Automation and Orchestration: The Keys to Cloud Computing

Nearly every agency is working with a constant lack of IT resources—staff and budget alike. At the same time, many of these agencies have been performing IT tasks manually for years, heightening the pain of that already painful burden. Agencies, take heart. There is a way to ease that pain. In fact, there is a single solution that solves both of these issues: automation.

Today’s federal IT pros simply can’t afford to be burdened with the extra time manual interventions take. Automation can eliminate wasted time, ease the burden on over-tasked IT staff, and allow the IT team to focus on more mission-critical objectives.

Automating Alerts

Take alerts, for example. Alerts will always be a critical part of IT. But, there is a way to handle alerts that won’t take hours out of a federal IT professional’s day.

In a manual scenario, when a server alert is created because a disk is full, the response would be to, say, dump the temp directory. That takes time and effort. What if, instead, the administrator wrote a script for this task to take place automatically? That would save time and effort, and would take care of the fix more quickly than a manual approach.
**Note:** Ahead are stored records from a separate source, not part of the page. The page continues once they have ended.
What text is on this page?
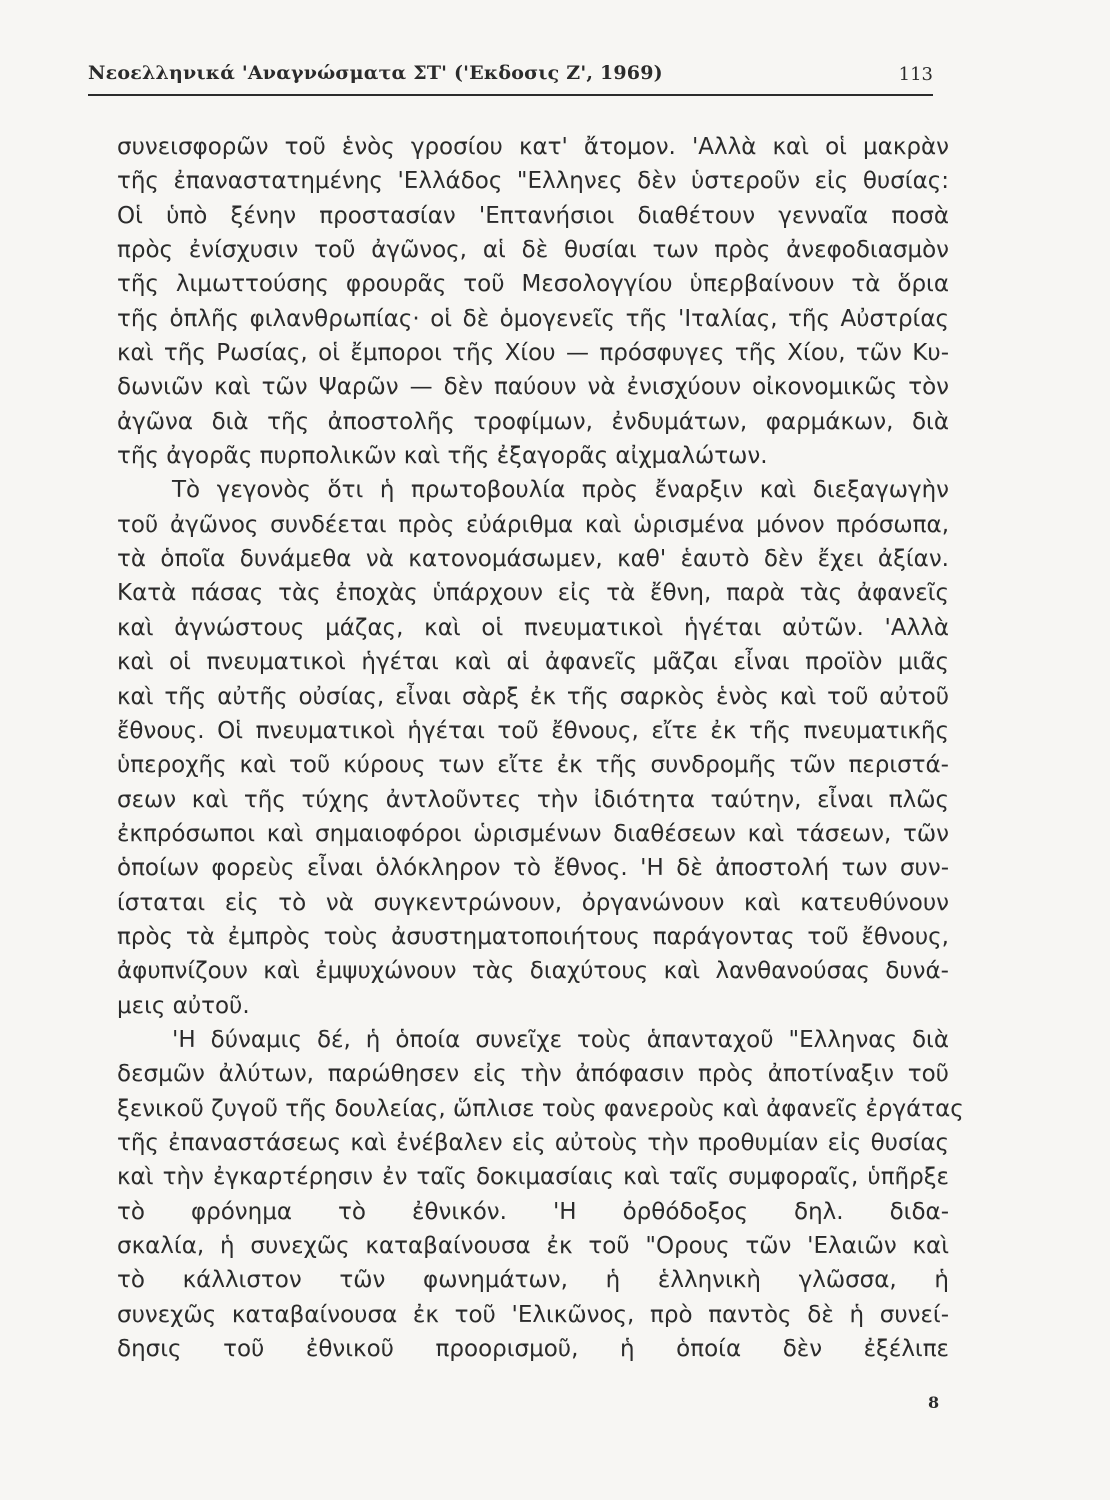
Νεοελληνικά 'Αναγνώσματα ΣΤ' ('Εκδοσις Ζ', 1969)	113
συνεισφορῶν τοῦ ἑνὸς γροσίου κατ' ἄτομον. 'Αλλὰ καὶ οἱ μακρὰν
τῆς ἐπαναστατημένης 'Ελλάδος "Ελληνες δὲν ὑστεροῦν εἰς θυσίας:
Οἱ ὑπὸ ξένην προστασίαν 'Επτανήσιοι διαθέτουν γενναῖα ποσὰ
πρὸς ἐνίσχυσιν τοῦ ἀγῶνος, αἱ δὲ θυσίαι των πρὸς ἀνεφοδιασμὸν
τῆς λιμωττούσης φρουρᾶς τοῦ Μεσολογγίου ὑπερβαίνουν τὰ ὅρια
τῆς ὁπλῆς φιλανθρωπίας· οἱ δὲ ὁμογενεῖς τῆς 'Ιταλίας, τῆς Αὐστρίας
καὶ τῆς Ρωσίας, οἱ ἔμποροι τῆς Χίου — πρόσφυγες τῆς Χίου, τῶν Κυ-
δωνιῶν καὶ τῶν Ψαρῶν — δὲν παύουν νὰ ἐνισχύουν οἰκονομικῶς τὸν
ἀγῶνα διὰ τῆς ἀποστολῆς τροφίμων, ἐνδυμάτων, φαρμάκων, διὰ
τῆς ἀγορᾶς πυρπολικῶν καὶ τῆς ἐξαγορᾶς αἰχμαλώτων.
Τὸ γεγονὸς ὅτι ἡ πρωτοβουλία πρὸς ἔναρξιν καὶ διεξαγωγὴν
τοῦ ἀγῶνος συνδέεται πρὸς εὐάριθμα καὶ ὡρισμένα μόνον πρόσωπα,
τὰ ὁποῖα δυνάμεθα νὰ κατονομάσωμεν, καθ' ἑαυτὸ δὲν ἔχει ἀξίαν.
Κατὰ πάσας τὰς ἐποχὰς ὑπάρχουν εἰς τὰ ἔθνη, παρὰ τὰς ἀφανεῖς
καὶ ἀγνώστους μάζας, καὶ οἱ πνευματικοὶ ἡγέται αὐτῶν. 'Αλλὰ
καὶ οἱ πνευματικοὶ ἡγέται καὶ αἱ ἀφανεῖς μᾶζαι εἶναι προϊὸν μιᾶς
καὶ τῆς αὐτῆς οὐσίας, εἶναι σὰρξ ἐκ τῆς σαρκὸς ἑνὸς καὶ τοῦ αὐτοῦ
ἔθνους. Οἱ πνευματικοὶ ἡγέται τοῦ ἔθνους, εἴτε ἐκ τῆς πνευματικῆς
ὑπεροχῆς καὶ τοῦ κύρους των εἴτε ἐκ τῆς συνδρομῆς τῶν περιστά-
σεων καὶ τῆς τύχης ἀντλοῦντες τὴν ἰδιότητα ταύτην, εἶναι πλῶς
ἐκπρόσωποι καὶ σημαιοφόροι ὡρισμένων διαθέσεων καὶ τάσεων, τῶν
ὁποίων φορεὺς εἶναι ὁλόκληρον τὸ ἔθνος. 'Η δὲ ἀποστολή των συν-
ίσταται εἰς τὸ νὰ συγκεντρώνουν, ὀργανώνουν καὶ κατευθύνουν
πρὸς τὰ ἐμπρὸς τοὺς ἀσυστηματοποιήτους παράγοντας τοῦ ἔθνους,
ἀφυπνίζουν καὶ ἐμψυχώνουν τὰς διαχύτους καὶ λανθανούσας δυνά-
μεις αὐτοῦ.
'Η δύναμις δέ, ἡ ὁποία συνεῖχε τοὺς ἁπανταχοῦ "Ελληνας διὰ
δεσμῶν ἀλύτων, παρώθησεν εἰς τὴν ἀπόφασιν πρὸς ἀποτίναξιν τοῦ
ξενικοῦ ζυγοῦ τῆς δουλείας, ὥπλισε τοὺς φανεροὺς καὶ ἀφανεῖς ἐργάτας
τῆς ἐπαναστάσεως καὶ ἐνέβαλεν εἰς αὐτοὺς τὴν προθυμίαν εἰς θυσίας
καὶ τὴν ἐγκαρτέρησιν ἐν ταῖς δοκιμασίαις καὶ ταῖς συμφοραῖς, ὑπῆρξε
τὸ φρόνημα τὸ ἐθνικόν. 'Η ὀρθόδοξος δηλ. διδα-
σκαλία, ἡ συνεχῶς καταβαίνουσα ἐκ τοῦ "Ορους τῶν 'Ελαιῶν καὶ
τὸ κάλλιστον τῶν φωνημάτων, ἡ ἑλληνικὴ γλῶσσα, ἡ
συνεχῶς καταβαίνουσα ἐκ τοῦ 'Ελικῶνος, πρὸ παντὸς δὲ ἡ συνεί-
δησις τοῦ ἐθνικοῦ προορισμοῦ, ἡ ὁποία δὲν ἐξέλιπε
8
Here’s another scenario: let’s say an application stops working. The manual approach to getting that application back up and running would take an inordinate amount of time. With automation, the administrator can write a script enabling the application to restart automatically.
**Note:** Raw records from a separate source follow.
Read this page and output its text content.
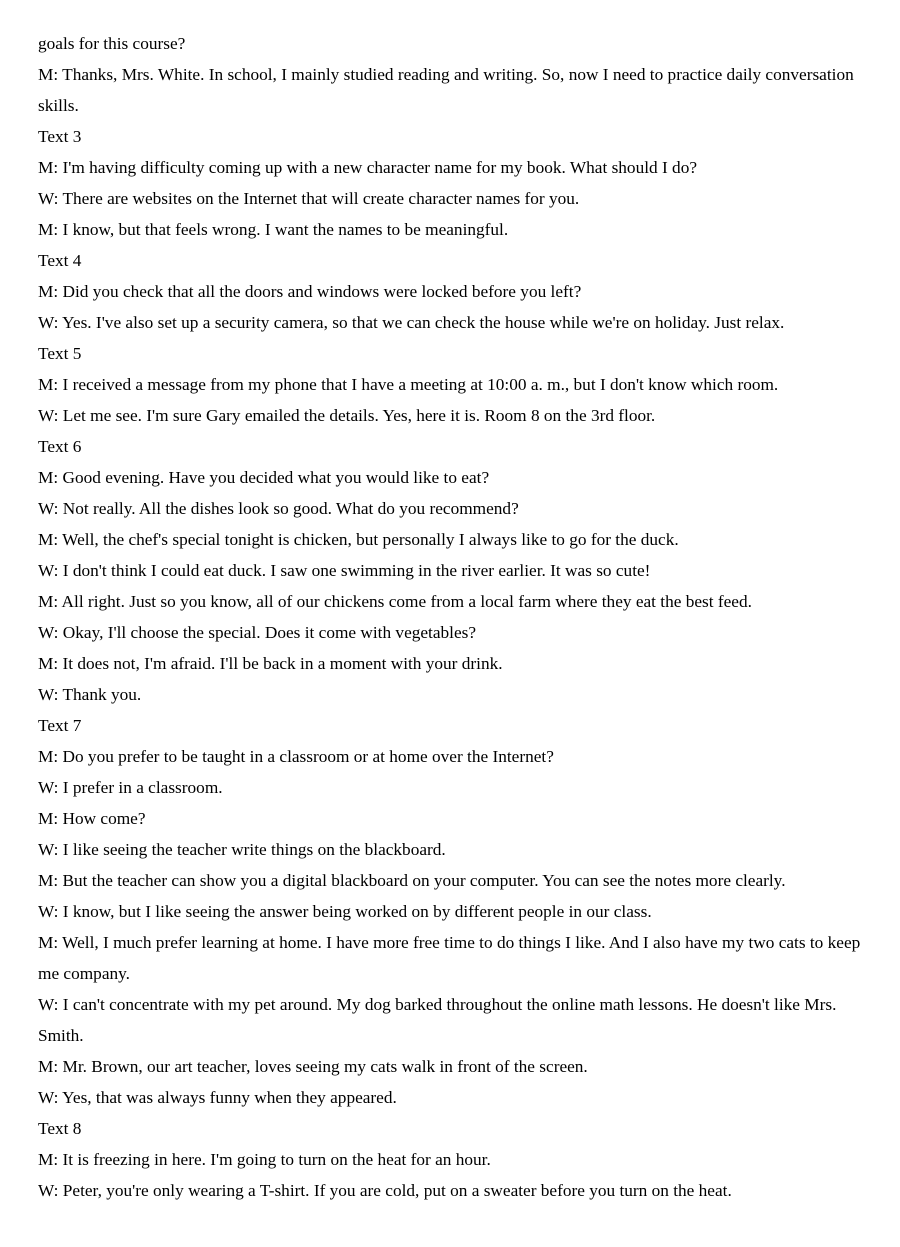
goals for this course?

M: Thanks, Mrs. White. In school, I mainly studied reading and writing. So, now I need to practice daily conversation skills.

Text 3

M: I'm having difficulty coming up with a new character name for my book. What should I do?

W: There are websites on the Internet that will create character names for you.

M: I know, but that feels wrong. I want the names to be meaningful.

Text 4

M: Did you check that all the doors and windows were locked before you left?

W: Yes. I've also set up a security camera, so that we can check the house while we're on holiday. Just relax.

Text 5

M: I received a message from my phone that I have a meeting at 10:00 a. m., but I don't know which room.

W: Let me see. I'm sure Gary emailed the details. Yes, here it is. Room 8 on the 3rd floor.

Text 6

M: Good evening. Have you decided what you would like to eat?

W: Not really. All the dishes look so good. What do you recommend?

M: Well, the chef's special tonight is chicken, but personally I always like to go for the duck.

W: I don't think I could eat duck. I saw one swimming in the river earlier. It was so cute!

M: All right. Just so you know, all of our chickens come from a local farm where they eat the best feed.

W: Okay, I'll choose the special. Does it come with vegetables?

M: It does not, I'm afraid. I'll be back in a moment with your drink.

W: Thank you.

Text 7

M: Do you prefer to be taught in a classroom or at home over the Internet?

W: I prefer in a classroom.

M: How come?

W: I like seeing the teacher write things on the blackboard.

M: But the teacher can show you a digital blackboard on your computer. You can see the notes more clearly.

W: I know, but I like seeing the answer being worked on by different people in our class.

M: Well, I much prefer learning at home. I have more free time to do things I like. And I also have my two cats to keep me company.

W: I can't concentrate with my pet around. My dog barked throughout the online math lessons. He doesn't like Mrs. Smith.

M: Mr. Brown, our art teacher, loves seeing my cats walk in front of the screen.

W: Yes, that was always funny when they appeared.

Text 8

M: It is freezing in here. I'm going to turn on the heat for an hour.

W: Peter, you're only wearing a T-shirt. If you are cold, put on a sweater before you turn on the heat.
Of course, not all alerts can be solved with an automated response. That said, there are many that can, and that translates to time saved.

Beyond Alerts

Going beyond simply automating alerts, think about the possibility of a self-healing data center—where scripts and actions performed automatically by monitoring software issues as they happen.
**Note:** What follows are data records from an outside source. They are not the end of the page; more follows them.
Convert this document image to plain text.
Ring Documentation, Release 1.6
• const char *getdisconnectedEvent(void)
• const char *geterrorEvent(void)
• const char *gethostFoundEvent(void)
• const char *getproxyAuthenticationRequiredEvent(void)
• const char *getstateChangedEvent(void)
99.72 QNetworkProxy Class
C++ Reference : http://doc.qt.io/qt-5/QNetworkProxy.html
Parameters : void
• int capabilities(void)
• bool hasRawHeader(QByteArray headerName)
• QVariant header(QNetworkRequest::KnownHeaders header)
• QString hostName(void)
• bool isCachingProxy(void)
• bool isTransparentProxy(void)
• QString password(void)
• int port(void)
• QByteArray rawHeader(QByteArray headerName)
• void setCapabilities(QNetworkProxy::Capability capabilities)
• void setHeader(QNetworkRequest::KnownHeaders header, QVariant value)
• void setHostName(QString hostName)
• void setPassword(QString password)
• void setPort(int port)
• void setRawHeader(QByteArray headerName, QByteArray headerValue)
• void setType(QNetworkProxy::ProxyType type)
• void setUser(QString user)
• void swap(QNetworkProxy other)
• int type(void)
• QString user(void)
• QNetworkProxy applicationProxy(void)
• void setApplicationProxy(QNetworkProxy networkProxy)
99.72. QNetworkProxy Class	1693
There are tools available today that can absolutely provide this level of automation. Consider tools dedicated to change management and tracking, compliance auditing, and configuration backups. These types of tools will not only save administrators vast amounts of time and resources, but will also greatly reduce errors that are too often introduced through manual problem solving—errors that can lead to network downtime or even potential security breaches.

As a federal IT pro, your bottom line is the mission. The time you save through automation can help sharpen that focus. But enough automation will allow additional time to focus on developing and deploying new and innovative applications, for instance, or ways to deliver those applications to users more effectively, so they can have the tools they need to do their jobs more efficiently.

The bottom line: use automation to make your life easier and your agency more agile, innovative, nimble, and secure.